Britain’s financial services regulator has published in-depth research about crypto assets – gauging consumer awareness and overall attitudes towards virtual currencies.
The Financial Conduct Authority (FCA) findings reveal that many Britons who have purchased crypto in the past have been looking for ways to “get rich quick” – telling researchers that they often regard these assets as a shortcut to becoming wealthy. The report suggests that social media often plays a pivotal role in influencing people to get involved with digital currencies like Bitcoin in the first place.
Other motivations included “fear of missing out” – or FOMO for short. Those who spoke to the FCA said that they were driven to invest after hearing stories about people who had made significant sums of money as prices rose during 2017.
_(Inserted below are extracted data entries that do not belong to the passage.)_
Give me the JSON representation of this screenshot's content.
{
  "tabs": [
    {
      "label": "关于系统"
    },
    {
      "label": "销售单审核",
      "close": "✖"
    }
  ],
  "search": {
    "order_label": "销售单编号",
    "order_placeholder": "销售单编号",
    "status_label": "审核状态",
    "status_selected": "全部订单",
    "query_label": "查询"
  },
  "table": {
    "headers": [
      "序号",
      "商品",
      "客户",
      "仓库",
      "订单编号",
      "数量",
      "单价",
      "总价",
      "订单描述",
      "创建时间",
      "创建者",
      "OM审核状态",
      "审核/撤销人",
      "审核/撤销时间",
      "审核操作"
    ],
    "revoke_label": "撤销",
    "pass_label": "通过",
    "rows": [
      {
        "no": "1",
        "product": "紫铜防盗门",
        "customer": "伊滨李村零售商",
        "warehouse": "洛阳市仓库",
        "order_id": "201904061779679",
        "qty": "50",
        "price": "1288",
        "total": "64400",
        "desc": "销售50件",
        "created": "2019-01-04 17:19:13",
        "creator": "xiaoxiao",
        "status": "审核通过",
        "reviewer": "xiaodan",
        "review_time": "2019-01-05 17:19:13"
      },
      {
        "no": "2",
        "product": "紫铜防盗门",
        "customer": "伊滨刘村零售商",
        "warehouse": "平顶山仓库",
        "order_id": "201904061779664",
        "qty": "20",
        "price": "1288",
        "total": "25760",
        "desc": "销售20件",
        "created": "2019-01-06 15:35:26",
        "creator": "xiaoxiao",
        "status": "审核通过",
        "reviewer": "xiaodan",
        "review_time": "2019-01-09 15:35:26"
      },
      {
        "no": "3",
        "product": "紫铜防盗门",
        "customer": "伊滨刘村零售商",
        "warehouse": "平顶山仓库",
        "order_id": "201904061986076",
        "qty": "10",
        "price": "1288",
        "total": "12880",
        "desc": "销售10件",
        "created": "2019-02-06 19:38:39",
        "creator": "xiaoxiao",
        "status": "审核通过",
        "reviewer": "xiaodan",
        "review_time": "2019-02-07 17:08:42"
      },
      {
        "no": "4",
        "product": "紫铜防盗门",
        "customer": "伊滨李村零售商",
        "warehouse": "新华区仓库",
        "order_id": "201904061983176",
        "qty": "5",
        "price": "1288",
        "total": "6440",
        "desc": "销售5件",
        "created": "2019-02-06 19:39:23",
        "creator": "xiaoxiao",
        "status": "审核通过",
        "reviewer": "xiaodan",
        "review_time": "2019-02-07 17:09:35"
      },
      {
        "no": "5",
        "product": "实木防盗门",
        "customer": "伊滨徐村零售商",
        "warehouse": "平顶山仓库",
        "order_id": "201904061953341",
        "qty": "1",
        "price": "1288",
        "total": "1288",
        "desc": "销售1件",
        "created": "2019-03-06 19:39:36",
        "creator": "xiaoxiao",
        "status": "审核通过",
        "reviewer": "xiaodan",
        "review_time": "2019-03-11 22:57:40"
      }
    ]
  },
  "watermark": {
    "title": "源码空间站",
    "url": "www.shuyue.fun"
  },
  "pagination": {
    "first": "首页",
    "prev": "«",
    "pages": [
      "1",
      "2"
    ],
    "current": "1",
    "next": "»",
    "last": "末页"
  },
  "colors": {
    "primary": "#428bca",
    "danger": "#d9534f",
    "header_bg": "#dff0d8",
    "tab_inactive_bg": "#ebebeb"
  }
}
However, the Revealing Reality survey also concluded that many of those who are getting involved in cryptocurrencies have little understanding about what to expect. While some failed to realise that many coins and tokens are available in parts – meaning that someone can buy a fraction of a Bitcoin in line with their budget – many of those questioned said they only wanted to buy “whole” coins.
Others seemed to lack knowledge about what crypto assets are. A substantial amount of those who took part in the questionnaire believed that they would get tangible assets as a result of their investment – primarily because phrases such as “coins” and “mining” made them wrongly think they would receive something physical.
Perhaps one of the more concerning findings is how many people fail to do their homework before investing in cryptocurrencies. The FCA said that the results of its study tally up with another survey performed by Kantar TNS, which revealed that one in six consumers perform no research at all before making a purchase.
An insight into the future
It could be argued that the most damning part of the FCA’s research concerns the levels of awareness afforded to cryptocurrencies by the British public. The regulator estimates that just 3% of those it surveyed had ever bought an asset – “and most consumers who haven’t bought crypto assets to date aren’t likely to do so”. Its summary predicted that 73% of UK consumers don’t know what a cryptocurrency is – and unsurprisingly, those likeliest to be able to give a definition are men aged 20 to 44 who are middle or upper middle class.
Outlining its evidence, the FCA added:
“Consumers generally don’t spend much on cryptoassets and they tend to use their own money. Our survey indicated that, amongst a small sub-sample, around half of those who buy cryptoassets spend under £200. Most use their own disposable income – none of those we surveyed within the sub-sample, said that they borrowed money.”
To accompany its report, the FCA has released updated guidance on cryptocurrencies for the public. It says that Bitcoin and other assets are not currently regulated in the UK, meaning investors would not have access to consumer protection schemes in the event something goes wrong.
Summarising its current view in no unclear terms, the regulator warned:
“Cryptoassets are considered very high risk, speculative investments. If you invest in cryptoassets, you should be prepared to lose all of your money.”
The stance of regulation has been fluctuating from country to country. Some have decided to outlaw cryptocurrencies altogether, while others have been more circumspect. Earlier this week, Israel’s financial regulator recommended that a regulated platform for such assets is introduced – enabling coins to be traded and initial coin offerings to take place.